November 12, 2007
Attacks in Afghanistan Kill 3 Policemen and a Soldier
By THE ASSOCIATED PRESS
KABUL, Afghanistan, Nov. 11 (AP) -- Attacks against United States and coalition forces and the Afghan police continued unabated throughout the country, killing three policemen and a soldier in separate explosions and raids, officials said Sunday.
The soldier died after a battle on Saturday about 40 miles northeast of Kabul, the capital, the coalition said Sunday. It did not disclose the soldier's nationality.
In Helmand Province, Afghanistan's center for opium poppy production, a suicide bomber on foot detonated his explosives near a NATO convoy, killing three bystanders, said the Helmand police chief, Muhammad Hussain Andiwal.

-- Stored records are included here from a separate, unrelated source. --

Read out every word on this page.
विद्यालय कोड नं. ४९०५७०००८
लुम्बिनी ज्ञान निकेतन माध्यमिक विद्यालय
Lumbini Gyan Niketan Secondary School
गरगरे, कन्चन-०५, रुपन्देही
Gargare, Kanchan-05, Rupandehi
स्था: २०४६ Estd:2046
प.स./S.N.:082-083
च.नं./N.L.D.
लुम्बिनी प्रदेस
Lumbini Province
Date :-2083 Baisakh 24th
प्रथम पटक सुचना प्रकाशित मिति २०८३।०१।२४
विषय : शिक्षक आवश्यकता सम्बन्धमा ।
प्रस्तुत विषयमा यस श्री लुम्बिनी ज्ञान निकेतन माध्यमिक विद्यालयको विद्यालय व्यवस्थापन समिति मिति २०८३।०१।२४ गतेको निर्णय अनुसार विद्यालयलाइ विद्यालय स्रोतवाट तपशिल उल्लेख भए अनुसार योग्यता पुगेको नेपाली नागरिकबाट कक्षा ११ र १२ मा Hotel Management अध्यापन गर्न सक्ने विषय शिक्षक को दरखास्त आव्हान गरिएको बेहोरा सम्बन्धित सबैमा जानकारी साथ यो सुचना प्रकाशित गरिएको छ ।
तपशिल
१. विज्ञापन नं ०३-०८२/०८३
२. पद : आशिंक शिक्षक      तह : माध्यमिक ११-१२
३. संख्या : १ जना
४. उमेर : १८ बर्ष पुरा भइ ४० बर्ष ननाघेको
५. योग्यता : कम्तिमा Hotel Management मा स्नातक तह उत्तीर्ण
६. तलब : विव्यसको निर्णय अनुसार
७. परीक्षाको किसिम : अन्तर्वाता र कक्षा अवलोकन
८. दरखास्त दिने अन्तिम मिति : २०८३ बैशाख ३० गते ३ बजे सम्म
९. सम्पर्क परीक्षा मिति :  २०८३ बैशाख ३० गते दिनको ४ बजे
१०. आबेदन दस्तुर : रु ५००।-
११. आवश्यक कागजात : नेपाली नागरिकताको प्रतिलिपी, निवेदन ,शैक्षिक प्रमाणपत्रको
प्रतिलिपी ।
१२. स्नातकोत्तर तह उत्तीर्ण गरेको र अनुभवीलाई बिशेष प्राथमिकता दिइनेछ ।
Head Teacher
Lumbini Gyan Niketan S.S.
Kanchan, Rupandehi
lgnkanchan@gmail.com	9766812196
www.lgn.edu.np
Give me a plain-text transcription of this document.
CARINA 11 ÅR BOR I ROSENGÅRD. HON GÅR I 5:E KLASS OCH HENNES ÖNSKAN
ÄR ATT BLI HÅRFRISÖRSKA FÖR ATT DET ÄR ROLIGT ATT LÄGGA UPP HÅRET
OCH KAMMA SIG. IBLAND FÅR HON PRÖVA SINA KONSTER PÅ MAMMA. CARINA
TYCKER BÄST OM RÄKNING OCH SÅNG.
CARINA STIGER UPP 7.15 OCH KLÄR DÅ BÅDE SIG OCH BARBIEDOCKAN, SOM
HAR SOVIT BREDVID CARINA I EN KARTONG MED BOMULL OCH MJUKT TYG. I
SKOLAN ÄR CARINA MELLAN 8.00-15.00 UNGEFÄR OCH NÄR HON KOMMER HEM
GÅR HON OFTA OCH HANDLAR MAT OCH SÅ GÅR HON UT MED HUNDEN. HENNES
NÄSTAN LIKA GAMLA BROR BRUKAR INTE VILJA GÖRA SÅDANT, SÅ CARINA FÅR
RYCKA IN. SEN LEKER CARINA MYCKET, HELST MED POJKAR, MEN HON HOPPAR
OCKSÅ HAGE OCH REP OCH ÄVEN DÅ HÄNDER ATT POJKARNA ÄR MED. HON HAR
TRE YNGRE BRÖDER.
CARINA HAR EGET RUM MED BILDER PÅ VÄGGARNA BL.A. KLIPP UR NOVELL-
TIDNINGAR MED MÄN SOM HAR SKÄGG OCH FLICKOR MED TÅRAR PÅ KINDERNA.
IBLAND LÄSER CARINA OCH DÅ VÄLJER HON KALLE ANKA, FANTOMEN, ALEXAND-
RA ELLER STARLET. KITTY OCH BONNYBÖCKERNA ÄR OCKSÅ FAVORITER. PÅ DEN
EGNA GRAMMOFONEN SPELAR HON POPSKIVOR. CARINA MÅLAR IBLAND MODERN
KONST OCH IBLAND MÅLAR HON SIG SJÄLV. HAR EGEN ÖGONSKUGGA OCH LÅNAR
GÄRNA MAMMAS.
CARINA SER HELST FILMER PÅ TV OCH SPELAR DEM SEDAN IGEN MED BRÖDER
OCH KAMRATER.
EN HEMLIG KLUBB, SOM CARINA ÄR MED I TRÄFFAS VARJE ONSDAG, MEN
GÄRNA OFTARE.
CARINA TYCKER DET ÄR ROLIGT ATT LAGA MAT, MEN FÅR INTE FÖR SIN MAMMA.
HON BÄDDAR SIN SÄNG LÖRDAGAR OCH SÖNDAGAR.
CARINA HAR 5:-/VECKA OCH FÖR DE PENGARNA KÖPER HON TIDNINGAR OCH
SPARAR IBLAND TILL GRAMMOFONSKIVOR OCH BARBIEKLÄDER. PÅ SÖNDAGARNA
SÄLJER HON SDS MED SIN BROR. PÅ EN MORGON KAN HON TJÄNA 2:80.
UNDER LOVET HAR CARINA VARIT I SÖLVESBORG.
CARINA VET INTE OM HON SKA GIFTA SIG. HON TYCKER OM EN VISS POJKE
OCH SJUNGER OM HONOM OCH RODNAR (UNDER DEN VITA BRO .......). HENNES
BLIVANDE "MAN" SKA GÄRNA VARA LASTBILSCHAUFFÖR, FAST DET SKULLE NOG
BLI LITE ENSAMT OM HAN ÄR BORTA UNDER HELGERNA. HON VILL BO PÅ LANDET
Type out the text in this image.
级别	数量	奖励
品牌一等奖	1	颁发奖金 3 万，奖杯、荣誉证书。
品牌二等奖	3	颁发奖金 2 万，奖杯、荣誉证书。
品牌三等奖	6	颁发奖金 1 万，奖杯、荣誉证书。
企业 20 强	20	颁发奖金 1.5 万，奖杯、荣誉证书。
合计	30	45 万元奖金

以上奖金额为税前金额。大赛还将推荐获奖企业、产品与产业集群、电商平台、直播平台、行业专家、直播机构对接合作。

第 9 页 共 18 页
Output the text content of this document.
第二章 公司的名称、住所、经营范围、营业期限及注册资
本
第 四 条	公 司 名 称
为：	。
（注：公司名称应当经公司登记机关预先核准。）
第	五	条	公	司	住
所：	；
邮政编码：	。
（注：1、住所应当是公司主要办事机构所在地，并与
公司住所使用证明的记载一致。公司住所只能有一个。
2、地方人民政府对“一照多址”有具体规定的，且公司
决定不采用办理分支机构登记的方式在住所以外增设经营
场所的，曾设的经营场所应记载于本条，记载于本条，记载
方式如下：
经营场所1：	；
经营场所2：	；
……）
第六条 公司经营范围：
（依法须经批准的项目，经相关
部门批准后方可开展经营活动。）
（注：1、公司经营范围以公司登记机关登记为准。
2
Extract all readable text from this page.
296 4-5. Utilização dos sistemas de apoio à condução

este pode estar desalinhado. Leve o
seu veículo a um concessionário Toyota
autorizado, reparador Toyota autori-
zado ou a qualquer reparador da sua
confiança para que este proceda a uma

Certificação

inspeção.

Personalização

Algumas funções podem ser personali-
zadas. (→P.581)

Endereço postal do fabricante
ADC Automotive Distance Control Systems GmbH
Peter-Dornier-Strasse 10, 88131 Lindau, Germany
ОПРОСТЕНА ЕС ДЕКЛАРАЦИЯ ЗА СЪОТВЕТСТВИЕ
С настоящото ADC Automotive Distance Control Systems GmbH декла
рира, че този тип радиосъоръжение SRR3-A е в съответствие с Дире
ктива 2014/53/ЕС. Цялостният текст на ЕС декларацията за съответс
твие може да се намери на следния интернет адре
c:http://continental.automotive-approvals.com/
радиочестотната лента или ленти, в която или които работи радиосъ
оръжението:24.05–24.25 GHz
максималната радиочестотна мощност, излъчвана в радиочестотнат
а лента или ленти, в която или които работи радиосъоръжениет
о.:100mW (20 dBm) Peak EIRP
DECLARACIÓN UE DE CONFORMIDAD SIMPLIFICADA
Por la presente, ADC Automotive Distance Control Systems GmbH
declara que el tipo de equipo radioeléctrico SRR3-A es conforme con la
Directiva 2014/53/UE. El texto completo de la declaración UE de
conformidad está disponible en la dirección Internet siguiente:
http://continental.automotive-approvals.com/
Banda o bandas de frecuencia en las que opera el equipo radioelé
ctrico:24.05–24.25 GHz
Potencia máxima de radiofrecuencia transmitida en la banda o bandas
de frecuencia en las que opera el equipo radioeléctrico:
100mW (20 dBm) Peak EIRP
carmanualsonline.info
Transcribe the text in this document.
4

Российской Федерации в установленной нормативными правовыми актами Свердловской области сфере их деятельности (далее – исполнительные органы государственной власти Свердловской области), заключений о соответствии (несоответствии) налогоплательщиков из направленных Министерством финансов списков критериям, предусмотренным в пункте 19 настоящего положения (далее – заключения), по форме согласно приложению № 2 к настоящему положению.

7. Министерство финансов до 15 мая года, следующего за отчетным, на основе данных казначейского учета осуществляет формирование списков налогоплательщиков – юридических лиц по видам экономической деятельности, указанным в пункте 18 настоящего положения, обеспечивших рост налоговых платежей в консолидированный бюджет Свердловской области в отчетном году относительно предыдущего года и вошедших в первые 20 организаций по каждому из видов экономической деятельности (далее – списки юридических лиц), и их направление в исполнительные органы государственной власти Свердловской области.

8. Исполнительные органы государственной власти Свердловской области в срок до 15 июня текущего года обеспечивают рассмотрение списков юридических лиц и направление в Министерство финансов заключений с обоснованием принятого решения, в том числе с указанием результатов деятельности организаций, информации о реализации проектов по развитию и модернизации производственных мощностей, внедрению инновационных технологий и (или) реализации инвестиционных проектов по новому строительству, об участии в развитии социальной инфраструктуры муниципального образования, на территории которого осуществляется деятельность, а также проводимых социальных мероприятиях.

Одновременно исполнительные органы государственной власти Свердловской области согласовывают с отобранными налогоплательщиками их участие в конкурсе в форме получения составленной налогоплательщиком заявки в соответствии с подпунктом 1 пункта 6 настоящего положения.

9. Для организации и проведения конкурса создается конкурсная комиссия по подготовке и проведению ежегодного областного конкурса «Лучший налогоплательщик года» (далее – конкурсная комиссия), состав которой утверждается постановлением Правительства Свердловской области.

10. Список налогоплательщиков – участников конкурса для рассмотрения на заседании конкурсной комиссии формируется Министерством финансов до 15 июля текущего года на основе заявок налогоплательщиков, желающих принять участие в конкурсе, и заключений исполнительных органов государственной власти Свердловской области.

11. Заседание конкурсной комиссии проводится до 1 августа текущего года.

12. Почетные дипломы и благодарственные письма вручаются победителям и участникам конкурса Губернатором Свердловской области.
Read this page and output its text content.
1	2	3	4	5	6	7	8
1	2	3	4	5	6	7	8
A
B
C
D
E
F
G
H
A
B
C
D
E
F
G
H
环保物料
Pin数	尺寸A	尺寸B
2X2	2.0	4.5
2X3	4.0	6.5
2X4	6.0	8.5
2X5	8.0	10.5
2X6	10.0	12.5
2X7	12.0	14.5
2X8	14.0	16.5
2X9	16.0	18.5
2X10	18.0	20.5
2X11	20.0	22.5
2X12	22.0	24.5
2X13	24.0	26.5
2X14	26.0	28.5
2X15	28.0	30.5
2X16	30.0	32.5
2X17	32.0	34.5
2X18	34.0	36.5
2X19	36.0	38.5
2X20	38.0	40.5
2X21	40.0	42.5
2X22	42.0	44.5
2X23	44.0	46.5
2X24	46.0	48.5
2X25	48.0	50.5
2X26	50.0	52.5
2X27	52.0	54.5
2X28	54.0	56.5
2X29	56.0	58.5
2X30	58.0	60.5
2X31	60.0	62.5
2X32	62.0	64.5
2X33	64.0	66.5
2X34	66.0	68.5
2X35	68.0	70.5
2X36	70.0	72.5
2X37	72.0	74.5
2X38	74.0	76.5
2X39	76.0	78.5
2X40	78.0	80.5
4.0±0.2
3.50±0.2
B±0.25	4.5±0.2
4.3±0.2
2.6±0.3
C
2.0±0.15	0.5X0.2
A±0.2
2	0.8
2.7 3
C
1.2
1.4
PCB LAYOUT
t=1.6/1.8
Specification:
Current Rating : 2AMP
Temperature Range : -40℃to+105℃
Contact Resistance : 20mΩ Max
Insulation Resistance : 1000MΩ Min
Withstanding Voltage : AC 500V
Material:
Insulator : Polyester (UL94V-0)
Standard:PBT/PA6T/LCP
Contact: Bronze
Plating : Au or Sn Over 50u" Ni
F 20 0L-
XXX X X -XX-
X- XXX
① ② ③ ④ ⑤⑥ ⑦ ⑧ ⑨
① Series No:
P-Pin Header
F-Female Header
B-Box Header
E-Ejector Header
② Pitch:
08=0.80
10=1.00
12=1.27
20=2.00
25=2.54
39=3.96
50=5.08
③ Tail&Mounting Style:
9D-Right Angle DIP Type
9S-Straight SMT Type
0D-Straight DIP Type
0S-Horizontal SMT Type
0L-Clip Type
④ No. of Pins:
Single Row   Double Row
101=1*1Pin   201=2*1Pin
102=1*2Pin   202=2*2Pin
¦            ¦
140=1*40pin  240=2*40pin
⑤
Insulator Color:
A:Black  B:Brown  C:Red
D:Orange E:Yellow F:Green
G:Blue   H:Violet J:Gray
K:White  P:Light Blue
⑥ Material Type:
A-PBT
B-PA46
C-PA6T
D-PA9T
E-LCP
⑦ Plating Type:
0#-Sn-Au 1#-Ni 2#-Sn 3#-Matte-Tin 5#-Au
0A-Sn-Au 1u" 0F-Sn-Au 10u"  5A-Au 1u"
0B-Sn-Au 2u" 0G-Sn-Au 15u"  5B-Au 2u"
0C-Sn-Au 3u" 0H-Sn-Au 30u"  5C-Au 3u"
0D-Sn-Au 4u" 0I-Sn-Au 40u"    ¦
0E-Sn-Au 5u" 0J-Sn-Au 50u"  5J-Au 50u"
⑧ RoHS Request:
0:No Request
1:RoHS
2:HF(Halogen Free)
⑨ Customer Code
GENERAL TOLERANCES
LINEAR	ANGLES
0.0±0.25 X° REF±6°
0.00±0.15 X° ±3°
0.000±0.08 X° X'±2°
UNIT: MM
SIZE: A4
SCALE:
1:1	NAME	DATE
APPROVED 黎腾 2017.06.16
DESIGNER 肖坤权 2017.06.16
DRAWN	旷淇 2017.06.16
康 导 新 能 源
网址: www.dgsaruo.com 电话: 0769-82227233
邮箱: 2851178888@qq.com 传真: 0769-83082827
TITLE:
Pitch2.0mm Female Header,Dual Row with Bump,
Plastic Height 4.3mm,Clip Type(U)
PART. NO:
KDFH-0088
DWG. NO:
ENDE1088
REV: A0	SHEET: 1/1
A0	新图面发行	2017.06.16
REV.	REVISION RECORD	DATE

Elsewhere in the country, the Afghan police came under attack by a land-mine blast, an ambush and an assault on a checkpoint. Three policemen died, one was missing and three were wounded in the scattered attacks.
The latest violence came after the United States military announced Saturday that six soldiers were killed Friday in eastern Nuristan Province, in eastern Afghanistan -- the most lethal attack in a year that has been the deadliest for American forces since the 2001 invasion. Three Afghan soldiers were also killed in the attack.
Insurgent attacks have risen sharply over the last two years, and analysts say the counterinsurgency battle that American and NATO forces now face will take a decade or more to win.
More than 5,800 people, mostly militants, have died in insurgency-related violence this year, a record, based on figures from Western and Afghan officials.
Insurgents have carried out more than 130 suicide attacks in 2007.